South Africa's opposition Democratic Alliance now wants a full investigation into who was responsible for sneaking al-Bashir out of South Africa.
"The President and the Executive cannot simply ignore the law as they see fit. The ANC has forsaken the principles of our Constitution and the need to respect the rule of law," said DA leader Mmusi Maimane in a statement.
The government has however categorically denied that it plotted al-Bashir's departure. It is committed to solve the matter in collaboration with the court, which gave the government seven days to investigate the issue.
"[The government] is expected to provide the court with a report that explains how President al-Bashir left the country," said a statement by the Government Communication Information Services (GCIS).
South Africa has been highly criticized by international community and rights groups for its failure to arrest al-Bashir while he was in the country.
Pulling out of the ICC
The ruling party, African National Congress (ANC) is now mulling over whether it should pull out of the ICC. "If I was in government, I would say give notice, get out of that, it was not what was envisioned," ANC Secretary General Gwede Mantashe told local radio in South Africa.
DA leader Mmusi Maimane wants the government to shed lights on who is behind al-Bashir's sneaky departure
"It [The ICC] is a tool in the hands of the powerful to destroy the weak and it is a court that is focusing on Africa, Eastern Europe and Middle East," Mantashe said.
But some legal experts say that withdrawing from the ICC will be quite difficult. Speaking to DW's AfricaLink program, Liesl Louw, African Union expert and a consultant at the Institute for Security Studies said, “Because the Rome statute has been domesticated in South African law. Even if South Africa withdraws, it will still have to comply with the ICC and the Rome statute,” Louw said.

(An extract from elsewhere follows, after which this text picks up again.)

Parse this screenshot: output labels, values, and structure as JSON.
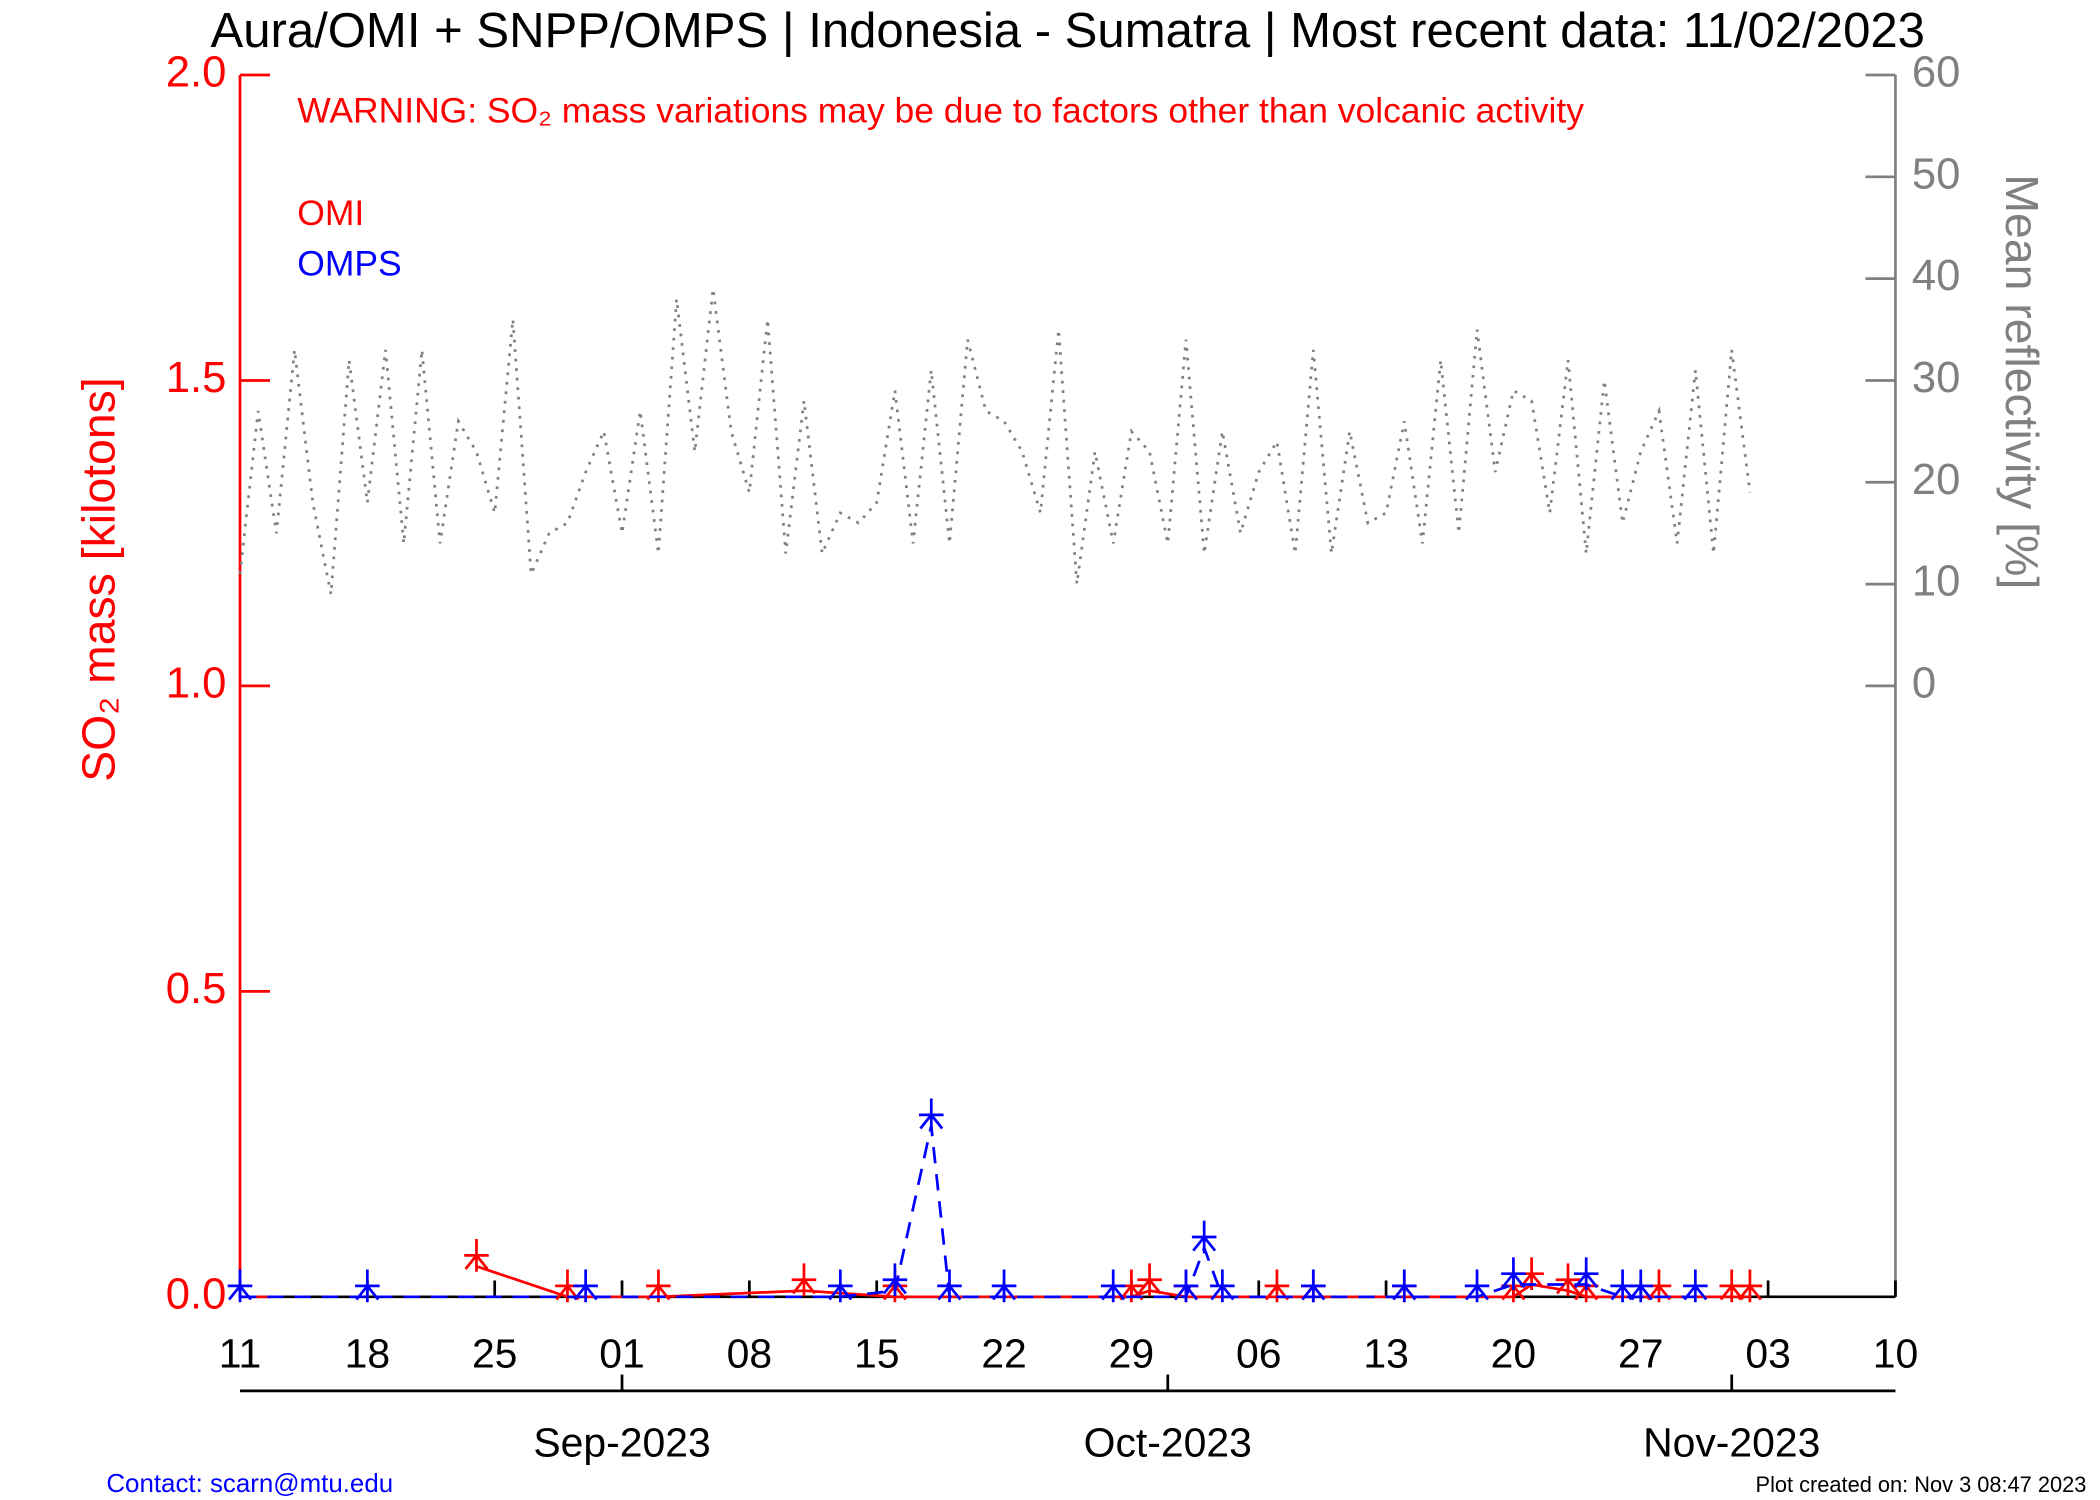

'An embarrassment for South Africa'
Bashir slipped out of South Africa on Monday last week while the South African court was presenting its legal arguments on whether Bashir should be handed to the International Criminal Court.

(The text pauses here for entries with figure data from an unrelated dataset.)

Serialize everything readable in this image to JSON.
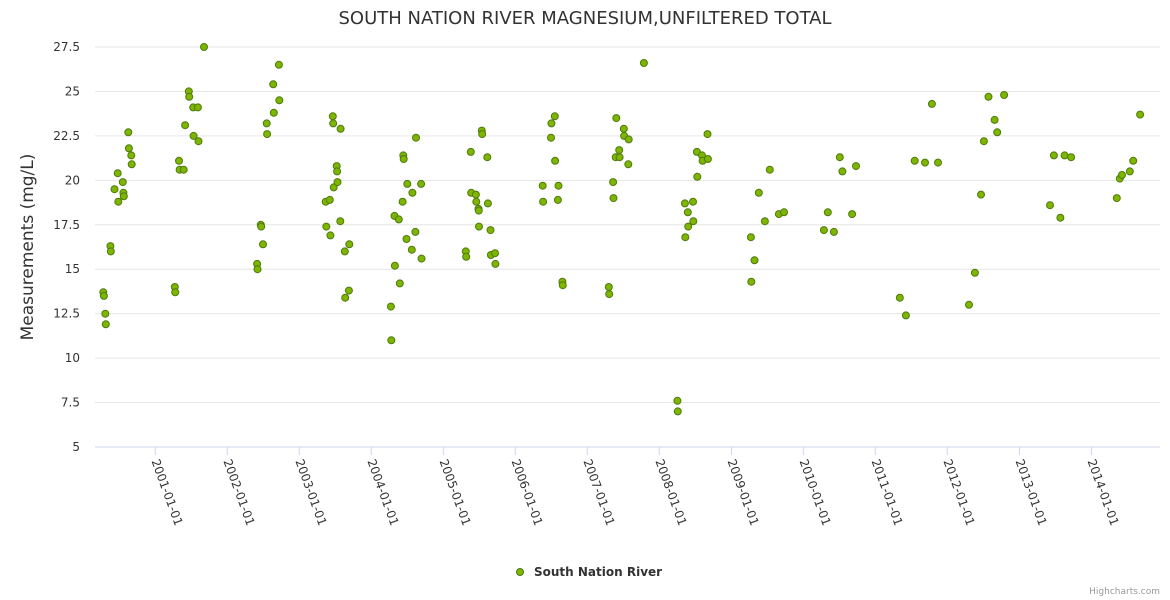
{
  "credits": "Highcharts.com",
  "chart_data": {
    "type": "scatter",
    "title": "SOUTH NATION RIVER MAGNESIUM,UNFILTERED TOTAL",
    "xlabel": "",
    "ylabel": "Measurements (mg/L)",
    "ylim": [
      5,
      27.5
    ],
    "yticks": [
      "5",
      "7.5",
      "10",
      "12.5",
      "15",
      "17.5",
      "20",
      "22.5",
      "25",
      "27.5"
    ],
    "xlim": [
      "2000-03-01",
      "2014-12-15"
    ],
    "xticks": [
      {
        "date": "2001-01-01",
        "label": "2001-01-01"
      },
      {
        "date": "2002-01-01",
        "label": "2002-01-01"
      },
      {
        "date": "2003-01-01",
        "label": "2003-01-01"
      },
      {
        "date": "2004-01-01",
        "label": "2004-01-01"
      },
      {
        "date": "2005-01-01",
        "label": "2005-01-01"
      },
      {
        "date": "2006-01-01",
        "label": "2006-01-01"
      },
      {
        "date": "2007-01-01",
        "label": "2007-01-01"
      },
      {
        "date": "2008-01-01",
        "label": "2008-01-01"
      },
      {
        "date": "2009-01-01",
        "label": "2009-01-01"
      },
      {
        "date": "2010-01-01",
        "label": "2010-01-01"
      },
      {
        "date": "2011-01-01",
        "label": "2011-01-01"
      },
      {
        "date": "2012-01-01",
        "label": "2012-01-01"
      },
      {
        "date": "2013-01-01",
        "label": "2013-01-01"
      },
      {
        "date": "2014-01-01",
        "label": "2014-01-01"
      }
    ],
    "grid": true,
    "legend_position": "bottom-center",
    "series": [
      {
        "name": "South Nation River",
        "color": "#6aa121",
        "marker_fill": "#7db500",
        "marker_stroke": "#4f7a10",
        "points": [
          [
            "2000-04-12",
            13.7
          ],
          [
            "2000-04-15",
            13.5
          ],
          [
            "2000-04-22",
            12.5
          ],
          [
            "2000-04-25",
            11.9
          ],
          [
            "2000-05-18",
            16.3
          ],
          [
            "2000-05-20",
            16.0
          ],
          [
            "2000-06-08",
            19.5
          ],
          [
            "2000-06-24",
            20.4
          ],
          [
            "2000-06-27",
            18.8
          ],
          [
            "2000-07-20",
            19.9
          ],
          [
            "2000-07-23",
            19.3
          ],
          [
            "2000-07-25",
            19.1
          ],
          [
            "2000-08-17",
            22.7
          ],
          [
            "2000-08-20",
            21.8
          ],
          [
            "2000-09-01",
            21.4
          ],
          [
            "2000-09-03",
            20.9
          ],
          [
            "2001-04-10",
            14.0
          ],
          [
            "2001-04-12",
            13.7
          ],
          [
            "2001-05-01",
            21.1
          ],
          [
            "2001-05-04",
            20.6
          ],
          [
            "2001-05-25",
            20.6
          ],
          [
            "2001-06-01",
            23.1
          ],
          [
            "2001-06-20",
            25.0
          ],
          [
            "2001-06-22",
            24.7
          ],
          [
            "2001-07-12",
            24.1
          ],
          [
            "2001-07-14",
            22.5
          ],
          [
            "2001-08-05",
            24.1
          ],
          [
            "2001-08-08",
            22.2
          ],
          [
            "2001-09-05",
            27.5
          ],
          [
            "2002-06-01",
            15.3
          ],
          [
            "2002-06-03",
            15.0
          ],
          [
            "2002-06-20",
            17.5
          ],
          [
            "2002-06-22",
            17.4
          ],
          [
            "2002-07-01",
            16.4
          ],
          [
            "2002-07-20",
            23.2
          ],
          [
            "2002-07-22",
            22.6
          ],
          [
            "2002-08-22",
            25.4
          ],
          [
            "2002-08-25",
            23.8
          ],
          [
            "2002-09-20",
            26.5
          ],
          [
            "2002-09-22",
            24.5
          ],
          [
            "2003-05-15",
            18.8
          ],
          [
            "2003-05-18",
            17.4
          ],
          [
            "2003-06-05",
            18.9
          ],
          [
            "2003-06-08",
            16.9
          ],
          [
            "2003-06-20",
            23.6
          ],
          [
            "2003-06-22",
            23.2
          ],
          [
            "2003-06-25",
            19.6
          ],
          [
            "2003-07-10",
            20.8
          ],
          [
            "2003-07-12",
            20.5
          ],
          [
            "2003-07-14",
            19.9
          ],
          [
            "2003-07-28",
            17.7
          ],
          [
            "2003-07-30",
            22.9
          ],
          [
            "2003-08-20",
            16.0
          ],
          [
            "2003-08-22",
            13.4
          ],
          [
            "2003-09-10",
            13.8
          ],
          [
            "2003-09-12",
            16.4
          ],
          [
            "2004-04-10",
            12.9
          ],
          [
            "2004-04-12",
            11.0
          ],
          [
            "2004-04-28",
            18.0
          ],
          [
            "2004-04-30",
            15.2
          ],
          [
            "2004-05-20",
            17.8
          ],
          [
            "2004-05-25",
            14.2
          ],
          [
            "2004-06-08",
            18.8
          ],
          [
            "2004-06-12",
            21.4
          ],
          [
            "2004-06-14",
            21.2
          ],
          [
            "2004-06-28",
            16.7
          ],
          [
            "2004-07-02",
            19.8
          ],
          [
            "2004-07-25",
            16.1
          ],
          [
            "2004-07-28",
            19.3
          ],
          [
            "2004-08-12",
            17.1
          ],
          [
            "2004-08-15",
            22.4
          ],
          [
            "2004-09-10",
            19.8
          ],
          [
            "2004-09-12",
            15.6
          ],
          [
            "2005-04-25",
            16.0
          ],
          [
            "2005-04-27",
            15.7
          ],
          [
            "2005-05-20",
            21.6
          ],
          [
            "2005-05-22",
            19.3
          ],
          [
            "2005-06-15",
            19.2
          ],
          [
            "2005-06-17",
            18.8
          ],
          [
            "2005-06-28",
            18.4
          ],
          [
            "2005-06-30",
            18.3
          ],
          [
            "2005-07-01",
            17.4
          ],
          [
            "2005-07-15",
            22.8
          ],
          [
            "2005-07-17",
            22.6
          ],
          [
            "2005-08-12",
            21.3
          ],
          [
            "2005-08-15",
            18.7
          ],
          [
            "2005-08-28",
            17.2
          ],
          [
            "2005-08-30",
            15.8
          ],
          [
            "2005-09-20",
            15.9
          ],
          [
            "2005-09-22",
            15.3
          ],
          [
            "2006-05-20",
            19.7
          ],
          [
            "2006-05-22",
            18.8
          ],
          [
            "2006-07-01",
            22.4
          ],
          [
            "2006-07-03",
            23.2
          ],
          [
            "2006-07-20",
            23.6
          ],
          [
            "2006-07-22",
            21.1
          ],
          [
            "2006-08-05",
            18.9
          ],
          [
            "2006-08-08",
            19.7
          ],
          [
            "2006-08-28",
            14.3
          ],
          [
            "2006-08-30",
            14.1
          ],
          [
            "2007-04-20",
            14.0
          ],
          [
            "2007-04-22",
            13.6
          ],
          [
            "2007-05-12",
            19.9
          ],
          [
            "2007-05-14",
            19.0
          ],
          [
            "2007-05-25",
            21.3
          ],
          [
            "2007-05-28",
            23.5
          ],
          [
            "2007-06-12",
            21.7
          ],
          [
            "2007-06-14",
            21.3
          ],
          [
            "2007-07-05",
            22.9
          ],
          [
            "2007-07-07",
            22.5
          ],
          [
            "2007-07-28",
            20.9
          ],
          [
            "2007-07-30",
            22.3
          ],
          [
            "2007-10-15",
            26.6
          ],
          [
            "2008-04-02",
            7.6
          ],
          [
            "2008-04-04",
            7.0
          ],
          [
            "2008-05-10",
            18.7
          ],
          [
            "2008-05-12",
            16.8
          ],
          [
            "2008-05-25",
            18.2
          ],
          [
            "2008-05-27",
            17.4
          ],
          [
            "2008-06-20",
            18.8
          ],
          [
            "2008-06-22",
            17.7
          ],
          [
            "2008-07-10",
            21.6
          ],
          [
            "2008-07-12",
            20.2
          ],
          [
            "2008-08-05",
            21.4
          ],
          [
            "2008-08-08",
            21.1
          ],
          [
            "2008-09-02",
            22.6
          ],
          [
            "2008-09-04",
            21.2
          ],
          [
            "2009-04-10",
            16.8
          ],
          [
            "2009-04-12",
            14.3
          ],
          [
            "2009-04-28",
            15.5
          ],
          [
            "2009-05-20",
            19.3
          ],
          [
            "2009-06-20",
            17.7
          ],
          [
            "2009-07-15",
            20.6
          ],
          [
            "2009-08-30",
            18.1
          ],
          [
            "2009-09-25",
            18.2
          ],
          [
            "2010-04-15",
            17.2
          ],
          [
            "2010-05-05",
            18.2
          ],
          [
            "2010-06-05",
            17.1
          ],
          [
            "2010-07-05",
            21.3
          ],
          [
            "2010-07-18",
            20.5
          ],
          [
            "2010-09-05",
            18.1
          ],
          [
            "2010-09-25",
            20.8
          ],
          [
            "2011-05-05",
            13.4
          ],
          [
            "2011-06-05",
            12.4
          ],
          [
            "2011-07-20",
            21.1
          ],
          [
            "2011-09-10",
            21.0
          ],
          [
            "2011-10-15",
            24.3
          ],
          [
            "2011-11-15",
            21.0
          ],
          [
            "2012-04-20",
            13.0
          ],
          [
            "2012-05-20",
            14.8
          ],
          [
            "2012-06-20",
            19.2
          ],
          [
            "2012-07-05",
            22.2
          ],
          [
            "2012-07-28",
            24.7
          ],
          [
            "2012-08-28",
            23.4
          ],
          [
            "2012-09-10",
            22.7
          ],
          [
            "2012-10-15",
            24.8
          ],
          [
            "2013-06-05",
            18.6
          ],
          [
            "2013-06-25",
            21.4
          ],
          [
            "2013-07-28",
            17.9
          ],
          [
            "2013-08-18",
            21.4
          ],
          [
            "2013-09-20",
            21.3
          ],
          [
            "2014-05-10",
            19.0
          ],
          [
            "2014-05-25",
            20.1
          ],
          [
            "2014-06-05",
            20.3
          ],
          [
            "2014-07-15",
            20.5
          ],
          [
            "2014-08-01",
            21.1
          ],
          [
            "2014-09-05",
            23.7
          ]
        ]
      }
    ]
  }
}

This followed a decision by the human rights group the South African Litigation Center (SALC) to file an application to force the country, as a member of the Rome Statute, to adhere to the International Criminal Court's arrest warrant.
The South African court then barred al-Bashir from leaving the country. But al-Bashir was able to leave nevertheless apparently with the support of the government of South Africa.
This was embarrassing for many South Africans. "South Africa has created a difficult situation for itself. My feeling is that by allowing him in they wanted to demonstrate to the world a common position of Africa on the ICC," said Jakkie Cilliers of the Institute for Security Studies think-tank.
Bashir's sudden departure also prompted a huge local and international uproar. The UN, US and the ICC were disappointed at South Africa's failure to detain him and the local court gave the government seven days to explain to the court why it defied the court order and let Bashir get out of the country.
Bashir is wanted by the International Criminal Court on charges of war crimes and crimes against humanity committed in a bloody conflict in Darfur in 2003. According to United Nations estimates, the conflict killed more than 300,000. Bashir went to Johannesburg on July 13 to take part in an African Union summit.